Obviously a top pic here over Silent Hill, Resident Evil, or Dead Space, this 1993 feast for the mind and body dropped on the Super Nintendo and Sega Genesis consoles to endless acclaim by insane pulp-driven boys and girls everywhere. I owned the SNES version and never beat the thing - how many levels were there? Like 666? I did get all the way to that Giant Red Spider Boss, which I'm looking up now was Dr. Bug at Level 36 in one play where upon I was totally wasted. Back in the Age of Passcodes, though, that didn't matter for shit since hey-oh! Final Boss! Codes were hard to earn pre-Internet, though, and we posted a giant list on our wall. Zombies Ate My Neighbors remains the perfect horror game because it found a way to blend every conceivable bit of classic and (at that time) modern horror - from Universal Monsters to B-Movie Nightmares, a heavy dose of slasher knock-offs, and even bits from sci-fi from Tremors (1990) to Day of the Tentacle. It codified and canonized a lot of this horror pop culture with a loony edge and sardonic eye-rolling attitude that relished and made fun of its protagonist's situation at the same time.

#14:"Tricks and Treats" from Freaks and Geeks - TV Show

It must surely be insane to anyone who dismissed the show at the time (considering it lasted one season in infamy, this was most people), but Freaks and Geeks definitively shaped the comic landscape for the next sixteen years and counting, if only because everyone involved, from Paul Feig and Judd Apatow behind the camera to Seth Rogen and James Franco in front of it, exploded onto the scene. For those who paid attention to this little obscure show, though, all of that success was a given. "Tricks and Treats" remains one of the show's best episodes and one of the better episodes of Halloween TV in general. It's still what I think of when I think of the show and it nails a lot about both that awkward time where you probably should stop trick or treating and start egging the wieners who haven't realized they should stop yet. Ah, those Golden Years.

#15: Tucker & Dale vs. Evil (2010) - Movie

A true modern cult classic that threads a brilliant rope between comedy and horror and spinning tropes like a more honest version of The Cabin in the Woods (2012), this is still on Netflix Streaming and why haven't you watched it yet? I don't understand how Tyler Labine hasn't broken out more between this and A Good Old Fashioned Orgy (2011), although I suppose that's mostly because no one on earth has seen these two movies. That was also like five years ago. Tucker & Dale vs. Evil is a brilliant hillbilly send-up that loves PBR as much as offing dumb teens, which works on every level.

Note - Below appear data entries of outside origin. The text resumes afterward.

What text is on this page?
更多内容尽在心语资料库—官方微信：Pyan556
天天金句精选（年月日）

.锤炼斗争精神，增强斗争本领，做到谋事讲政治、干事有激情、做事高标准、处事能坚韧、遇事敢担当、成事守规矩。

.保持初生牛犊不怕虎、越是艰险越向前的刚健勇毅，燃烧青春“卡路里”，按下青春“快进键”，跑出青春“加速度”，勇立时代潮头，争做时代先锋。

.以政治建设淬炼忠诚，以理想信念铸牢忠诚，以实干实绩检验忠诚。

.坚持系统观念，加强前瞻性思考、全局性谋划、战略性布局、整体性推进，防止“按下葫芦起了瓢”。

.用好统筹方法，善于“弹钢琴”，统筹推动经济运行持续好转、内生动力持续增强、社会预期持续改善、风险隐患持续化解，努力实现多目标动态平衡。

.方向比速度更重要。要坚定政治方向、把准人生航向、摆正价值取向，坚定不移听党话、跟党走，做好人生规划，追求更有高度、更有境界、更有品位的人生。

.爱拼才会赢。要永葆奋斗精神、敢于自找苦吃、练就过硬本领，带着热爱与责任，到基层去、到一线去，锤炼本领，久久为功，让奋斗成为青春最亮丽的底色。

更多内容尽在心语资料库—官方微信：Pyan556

#16: Bubba Ho-Tep (2002) - Movie

This also belongs in that category of "DVDs I happened to have and so watched on Halloween." I distinctly remember having a few people over once and I happened to be watching it and volunteered to turn it off because for the uninitiated this is a weird fucking movie. We powered through it. Not only are Bruce Campbell and Ossie Davis reliably fantastic, but I dig it for offering both the King and Jack Kennedy a more honourable legacy than both of their untimely real-life deaths did as well as a case for the Retirement Age Action Hero in an actual sense of mostly fucking up and falling down, but still saving the day. It's a compelling story that's totally bonkers yet also decently grounded in character, longing for glory days past, and an urge to do something great with what's left of a pathetic life. I also went as Bubba Ho-Tep for Halloween a few years back. No one got it.

#17: American Horror Story - TV Show

You should probably head over here for a detailed opinion on this typically fiasco-level show, but for every Halloween in the current decade, there's been a great outlet for horror on Modern TV courtesy of Brad and Ryan. I haven't been able to invest in too many of these. I made it through Coven and hopped in and out of Hotel, although the current incarnation, Roanoke, which feels like it's busting down all of its own tropes has been an incredible ride so far. AHS seems to trip on its own set-ups more often than not, lacking the ability to truly pay-off the fucked up ride it offers week after week. Still, narrative issues aside, this is a beautiful horror anthology unlike much else out right now and a grand Halloween gesture.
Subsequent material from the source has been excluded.